All these are the common reasons why mankind often slipped further and further into sin. These are the reasons why many people were lost forever from God, because of their own reluctance, refusal and stubbornness to reject the offer of God’s mercy and love. This is what all of us Christians must take note about, and what we need to reflect on, lest we ourselves also fall to the same trap.
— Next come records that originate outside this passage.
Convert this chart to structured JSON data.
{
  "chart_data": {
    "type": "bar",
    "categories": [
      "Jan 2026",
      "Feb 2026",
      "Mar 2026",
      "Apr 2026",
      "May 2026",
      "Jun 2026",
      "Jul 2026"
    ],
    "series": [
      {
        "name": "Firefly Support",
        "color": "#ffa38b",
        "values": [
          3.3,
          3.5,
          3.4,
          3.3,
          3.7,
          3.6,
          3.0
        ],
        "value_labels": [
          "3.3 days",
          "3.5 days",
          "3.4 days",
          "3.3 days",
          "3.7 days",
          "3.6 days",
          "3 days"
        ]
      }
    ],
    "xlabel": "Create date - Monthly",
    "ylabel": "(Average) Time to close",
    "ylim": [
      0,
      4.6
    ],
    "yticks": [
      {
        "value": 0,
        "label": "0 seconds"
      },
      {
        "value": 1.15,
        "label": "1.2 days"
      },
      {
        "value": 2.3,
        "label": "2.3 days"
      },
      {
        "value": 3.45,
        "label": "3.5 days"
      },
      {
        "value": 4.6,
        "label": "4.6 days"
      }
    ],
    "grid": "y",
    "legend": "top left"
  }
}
We should now heed the examples of the holy saint whose feast we celebrate today, namely that of St. Scholastica, a holy and devout woman, who lived in the early days of the Church. She was the twin sister of another holy saint, St. Benedict of Nursia, the founder of the Benedictine religious order. St. Scholastica herself led a faithful and pious life just as her brother had.

St. Scholastica dedicated her whole life to God, living in prayerful existence and it was told that she practiced many acts of charity to her neighbours and peers, and also helped many others who are in need of help, both physically and spiritually. She was an exemplary woman, whose holiness and deeds were matched by her own brother, St. Benedict, whose dedications and faith became a beacon of light leading many others to God.

As Christians, all of us should follow the example of St. Scholastica, learning to be upright and just in all of our dealings and actions. We should become examples for each other, reminding one another to remain true to the teachings of our faith in the Church, and devote ourselves day after day to the works of charity, and dedicate ourselves to those who are in need.

May the Lord help us in all of our endeavours, and may He strengthen in us our faith, and awaken the love and devotion we ought to have for Him in our hearts. May the Lord bless us all, now and forevermore. Amen.